Final answer:
To calculate Pastor Malachi's deductible unreimbursed ministerial expenses, we add $5,500 related to his ministerial salary and $1,500 related to weddings he performed, totaling $7,000. The deductibility is contingent upon tax laws, which may allow these as adjustments to income for a minister, although typical unreimbursed employee expenses are often not deductible.
Step-by-step explanation:
To calculate the deductible amount of unreimbursed expenses for Pastor Malachi, we need to consider the expenses related to his ministerial salary and the earnings from performing weddings. Although the parsonage allowance is excluded from taxable income and, thus, does not affect the deductibility of expenses, we need to look at the expenses connected to the salary and self-employment income.
Pastor Malachi had $5,500 in unreimbursed expenses related to his ministerial salary and $1,500 related to the weddings he performed. Since the weddings are considered self-employed income, he can deduct the $1,500 against that income.

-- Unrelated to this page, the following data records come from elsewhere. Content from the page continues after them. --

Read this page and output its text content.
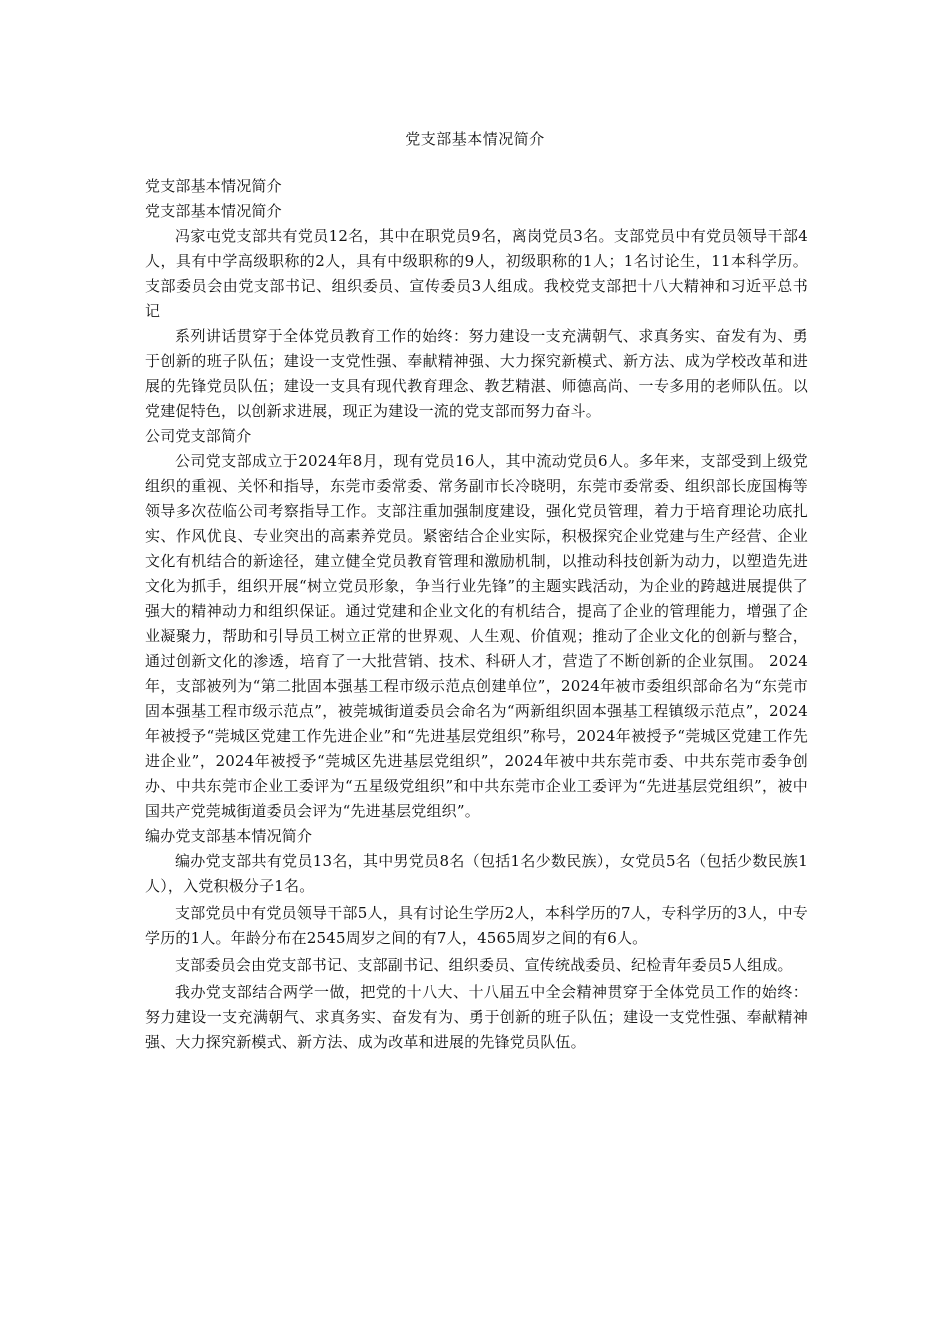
党支部基本情况简介

党支部基本情况简介

党支部基本情况简介

冯家屯党支部共有党员12名，其中在职党员9名，离岗党员3名。支部党员中有党员领导干部4人，具有中学高级职称的2人，具有中级职称的9人，初级职称的1人；1名讨论生，11本科学历。支部委员会由党支部书记、组织委员、宣传委员3人组成。我校党支部把十八大精神和习近平总书记

系列讲话贯穿于全体党员教育工作的始终：努力建设一支充满朝气、求真务实、奋发有为、勇于创新的班子队伍；建设一支党性强、奉献精神强、大力探究新模式、新方法、成为学校改革和进展的先锋党员队伍；建设一支具有现代教育理念、教艺精湛、师德高尚、一专多用的老师队伍。以党建促特色，以创新求进展，现正为建设一流的党支部而努力奋斗。

公司党支部简介

公司党支部成立于2024年8月，现有党员16人，其中流动党员6人。多年来，支部受到上级党组织的重视、关怀和指导，东莞市委常委、常务副市长冷晓明，东莞市委常委、组织部长庞国梅等领导多次莅临公司考察指导工作。支部注重加强制度建设，强化党员管理，着力于培育理论功底扎实、作风优良、专业突出的高素养党员。紧密结合企业实际，积极探究企业党建与生产经营、企业文化有机结合的新途径，建立健全党员教育管理和激励机制，以推动科技创新为动力，以塑造先进文化为抓手，组织开展“树立党员形象，争当行业先锋”的主题实践活动，为企业的跨越进展提供了强大的精神动力和组织保证。通过党建和企业文化的有机结合，提高了企业的管理能力，增强了企业凝聚力，帮助和引导员工树立正常的世界观、人生观、价值观；推动了企业文化的创新与整合，通过创新文化的渗透，培育了一大批营销、技术、科研人才，营造了不断创新的企业氛围。 2024年，支部被列为“第二批固本强基工程市级示范点创建单位”，2024年被市委组织部命名为“东莞市固本强基工程市级示范点”，被莞城街道委员会命名为“两新组织固本强基工程镇级示范点”，2024年被授予“莞城区党建工作先进企业”和“先进基层党组织”称号，2024年被授予“莞城区党建工作先进企业”，2024年被授予“莞城区先进基层党组织”，2024年被中共东莞市委、中共东莞市委争创办、中共东莞市企业工委评为“五星级党组织”和中共东莞市企业工委评为“先进基层党组织”，被中国共产党莞城街道委员会评为“先进基层党组织”。

编办党支部基本情况简介

编办党支部共有党员13名，其中男党员8名（包括1名少数民族），女党员5名（包括少数民族1人），入党积极分子1名。

支部党员中有党员领导干部5人，具有讨论生学历2人，本科学历的7人，专科学历的3人，中专学历的1人。年龄分布在2545周岁之间的有7人，4565周岁之间的有6人。

支部委员会由党支部书记、支部副书记、组织委员、宣传统战委员、纪检青年委员5人组成。

我办党支部结合两学一做，把党的十八大、十八届五中全会精神贯穿于全体党员工作的始终：努力建设一支充满朝气、求真务实、奋发有为、勇于创新的班子队伍；建设一支党性强、奉献精神强、大力探究新模式、新方法、成为改革和进展的先锋党员队伍。
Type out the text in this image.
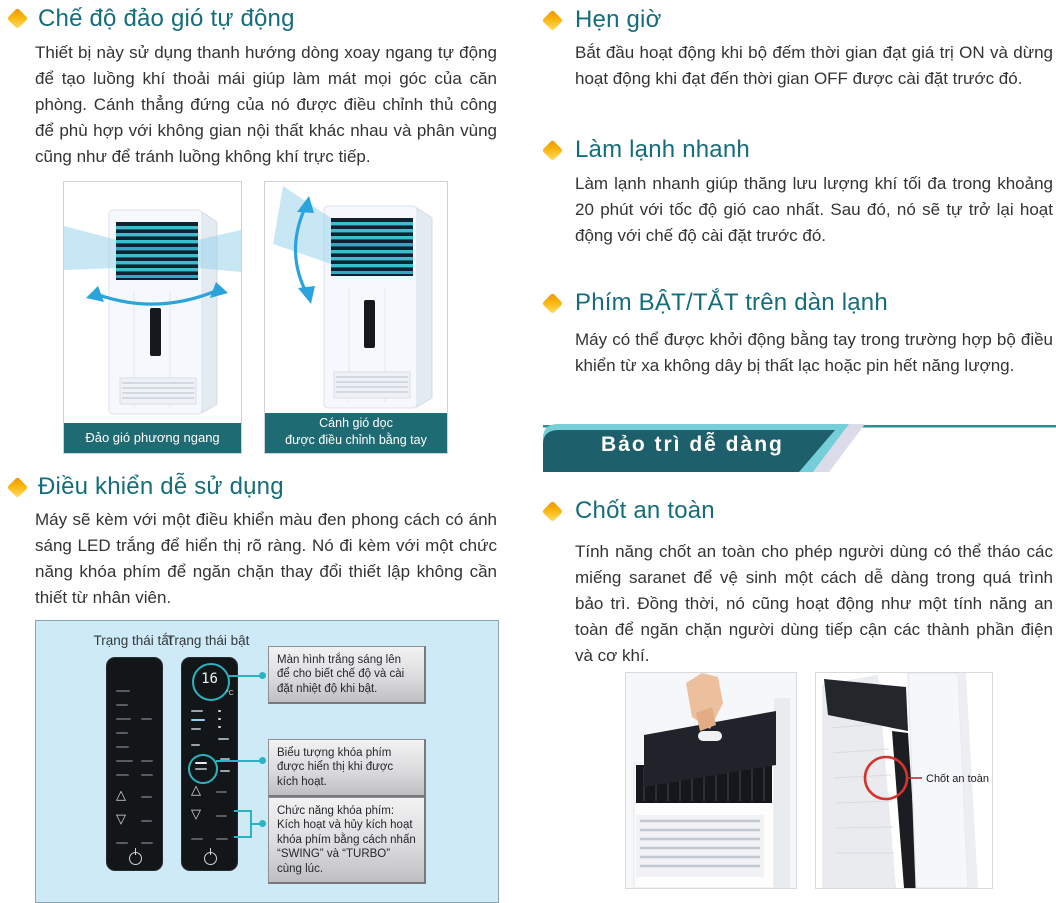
Chế độ đảo gió tự động
Thiết bị này sử dụng thanh hướng dòng xoay ngang tự động để tạo luồng khí thoải mái giúp làm mát mọi góc của căn phòng. Cánh thẳng đứng của nó được điều chỉnh thủ công để phù hợp với không gian nội thất khác nhau và phân vùng cũng như để tránh luồng không khí trực tiếp.
Đảo gió phương ngang
Cánh gió dọc
được điều chỉnh bằng tay
Điều khiển dễ sử dụng
Máy sẽ kèm với một điều khiển màu đen phong cách có ánh sáng LED trắng để hiển thị rõ ràng. Nó đi kèm với một chức năng khóa phím để ngăn chặn thay đổi thiết lập không cần thiết từ nhân viên.
Trạng thái tắt
Trạng thái bật
△
▽
16
°C
△
▽
Màn hình trắng sáng lên để cho biết chế độ và cài đặt nhiệt độ khi bật.
Biểu tượng khóa phím được hiển thị khi được kích hoạt.
Chức năng khóa phím: Kích hoạt và hủy kích hoạt khóa phím bằng cách nhấn “SWING” và “TURBO” cùng lúc.
Hẹn giờ
Bắt đầu hoạt động khi bộ đếm thời gian đạt giá trị ON và dừng hoạt động khi đạt đến thời gian OFF được cài đặt trước đó.
Làm lạnh nhanh
Làm lạnh nhanh giúp thăng lưu lượng khí tối đa trong khoảng 20 phút với tốc độ gió cao nhất. Sau đó, nó sẽ tự trở lại hoạt động với chế độ cài đặt trước đó.
Phím BẬT/TẮT trên dàn lạnh
Máy có thể được khởi động bằng tay trong trường hợp bộ điều khiển từ xa không dây bị thất lạc hoặc pin hết năng lượng.
Bảo trì dễ dàng
Chốt an toàn
Tính năng chốt an toàn cho phép người dùng có thể tháo các miếng saranet để vệ sinh một cách dễ dàng trong quá trình bảo trì. Đồng thời, nó cũng hoạt động như một tính năng an toàn để ngăn chặn người dùng tiếp cận các thành phần điện và cơ khí.
Chốt an toàn
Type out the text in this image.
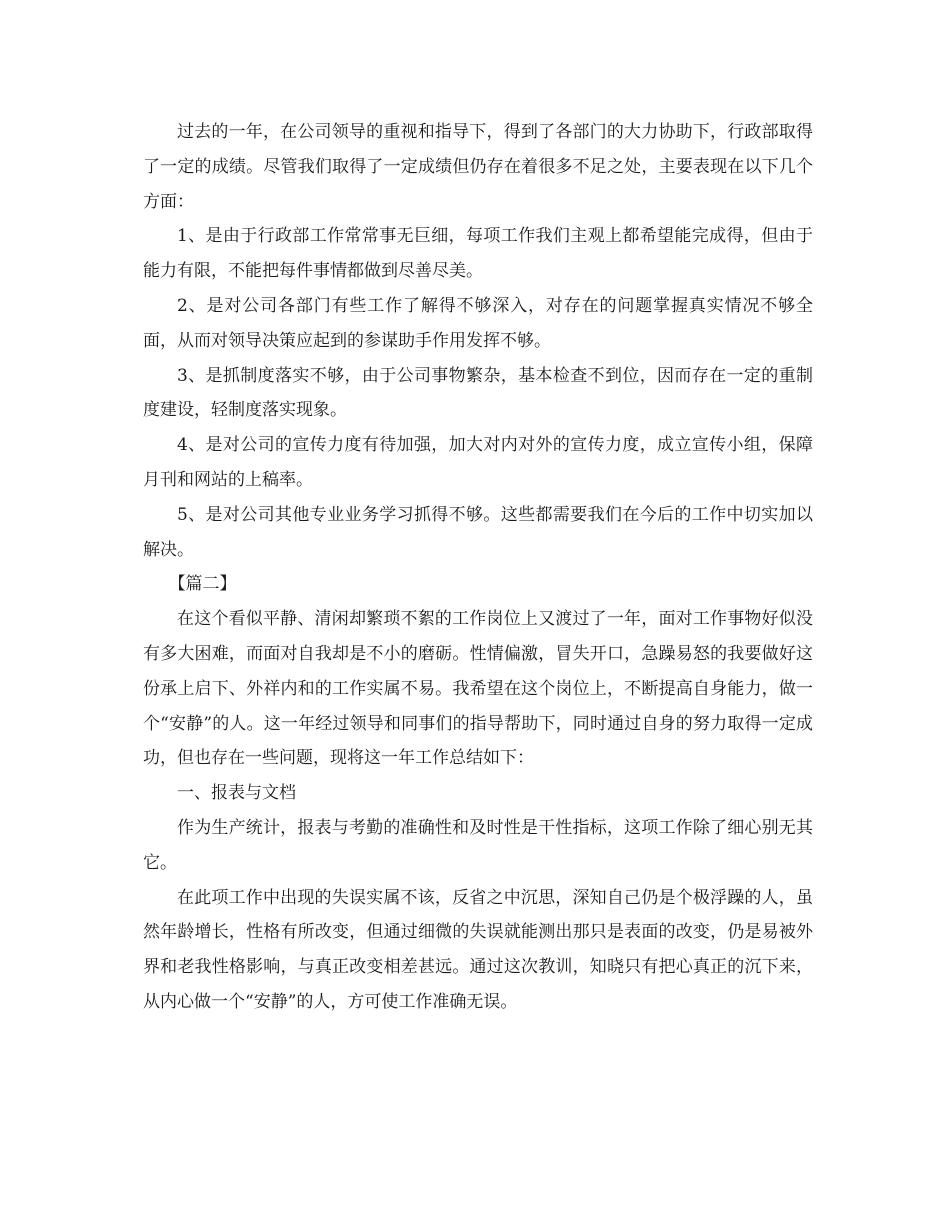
过去的一年，在公司领导的重视和指导下，得到了各部门的大力协助下，行政部取得了一定的成绩。尽管我们取得了一定成绩但仍存在着很多不足之处，主要表现在以下几个方面：

1、是由于行政部工作常常事无巨细，每项工作我们主观上都希望能完成得，但由于能力有限，不能把每件事情都做到尽善尽美。

2、是对公司各部门有些工作了解得不够深入，对存在的问题掌握真实情况不够全面，从而对领导决策应起到的参谋助手作用发挥不够。

3、是抓制度落实不够，由于公司事物繁杂，基本检查不到位，因而存在一定的重制度建设，轻制度落实现象。

4、是对公司的宣传力度有待加强，加大对内对外的宣传力度，成立宣传小组，保障月刊和网站的上稿率。

5、是对公司其他专业业务学习抓得不够。这些都需要我们在今后的工作中切实加以解决。

【篇二】

在这个看似平静、清闲却繁琐不絮的工作岗位上又渡过了一年，面对工作事物好似没有多大困难，而面对自我却是不小的磨砺。性情偏激，冒失开口，急躁易怒的我要做好这份承上启下、外祥内和的工作实属不易。我希望在这个岗位上，不断提高自身能力，做一个“安静”的人。这一年经过领导和同事们的指导帮助下，同时通过自身的努力取得一定成功，但也存在一些问题，现将这一年工作总结如下：

一、报表与文档

作为生产统计，报表与考勤的准确性和及时性是干性指标，这项工作除了细心别无其它。

在此项工作中出现的失误实属不该，反省之中沉思，深知自己仍是个极浮躁的人，虽然年龄增长，性格有所改变，但通过细微的失误就能测出那只是表面的改变，仍是易被外界和老我性格影响，与真正改变相差甚远。通过这次教训，知晓只有把心真正的沉下来，从内心做一个“安静”的人，方可使工作准确无误。
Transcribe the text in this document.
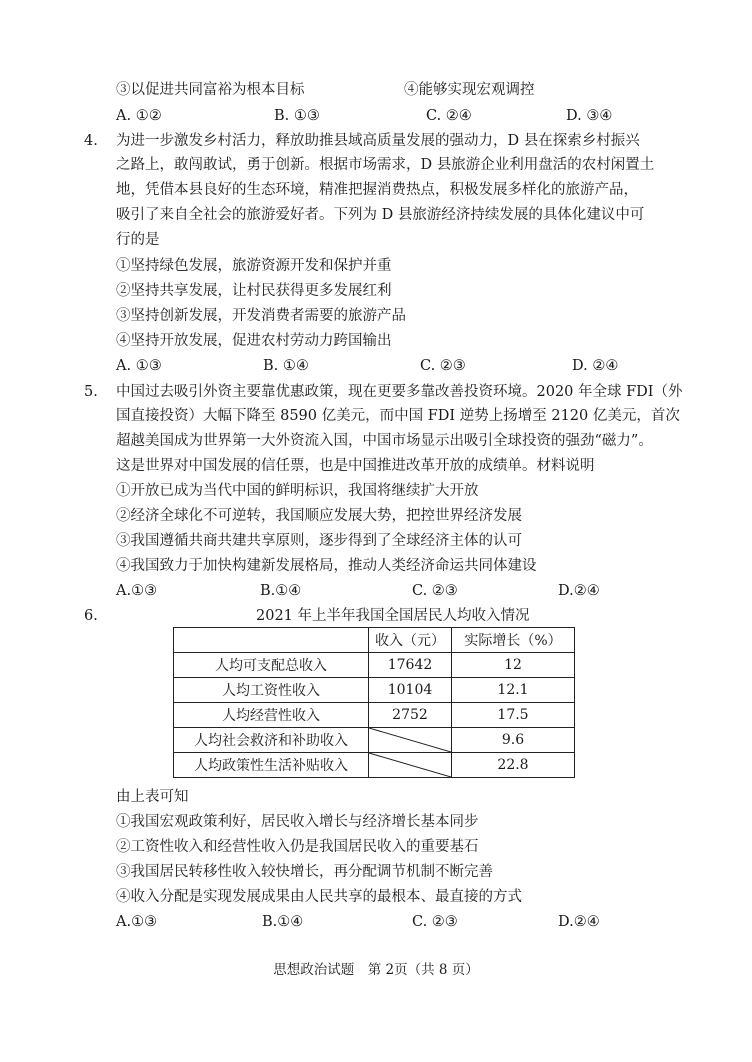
③以促进共同富裕为根本目标	④能够实现宏观调控
A. ①②	B. ①③	C. ②④	D. ③④
4. 为进一步激发乡村活力，释放助推县域高质量发展的强动力，D 县在探索乡村振兴
之路上，敢闯敢试，勇于创新。根据市场需求，D 县旅游企业利用盘活的农村闲置土
地，凭借本县良好的生态环境，精准把握消费热点，积极发展多样化的旅游产品，
吸引了来自全社会的旅游爱好者。下列为 D 县旅游经济持续发展的具体化建议中可
行的是
①坚持绿色发展，旅游资源开发和保护并重
②坚持共享发展，让村民获得更多发展红利
③坚持创新发展，开发消费者需要的旅游产品
④坚持开放发展，促进农村劳动力跨国输出
A. ①③	B. ①④	C. ②③	D. ②④
5. 中国过去吸引外资主要靠优惠政策，现在更要多靠改善投资环境。2020 年全球 FDI（外
国直接投资）大幅下降至 8590 亿美元，而中国 FDI 逆势上扬增至 2120 亿美元，首次
超越美国成为世界第一大外资流入国，中国市场显示出吸引全球投资的强劲“磁力”。
这是世界对中国发展的信任票，也是中国推进改革开放的成绩单。材料说明
①开放已成为当代中国的鲜明标识，我国将继续扩大开放
②经济全球化不可逆转，我国顺应发展大势，把控世界经济发展
③我国遵循共商共建共享原则，逐步得到了全球经济主体的认可
④我国致力于加快构建新发展格局，推动人类经济命运共同体建设
A.①③	B.①④	C. ②③	D.②④
6.	2021 年上半年我国全国居民人均收入情况
	收入（元）	实际增长（%）
人均可支配总收入	17642	12
人均工资性收入	10104	12.1
人均经营性收入	2752	17.5
人均社会救济和补助收入		9.6
人均政策性生活补贴收入		22.8
由上表可知
①我国宏观政策利好，居民收入增长与经济增长基本同步
②工资性收入和经营性收入仍是我国居民收入的重要基石
③我国居民转移性收入较快增长，再分配调节机制不断完善
④收入分配是实现发展成果由人民共享的最根本、最直接的方式
A.①③	B.①④	C. ②③	D.②④
思想政治试题　第 2页（共 8 页）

The expenses related to the salary are deducted differently and could have limitations based on tax laws.
Typically, unreimbursed employee expenses are not deductible for most taxpayers. However, ministers can potentially deduct unreimbursed employee business expenses as an adjustment to income. Assuming Pastor Malachi can deduct these expenses fully, he would have $5,500 (salary-related) + $1,500 (self-employment-related) = $7,000 in total unreimbursed expenses. But since this is not usually the case and without additional context about applicable limitations or his tax situation, it's unclear which exact option (A, B, C, or D) corresponds to his situation without more details.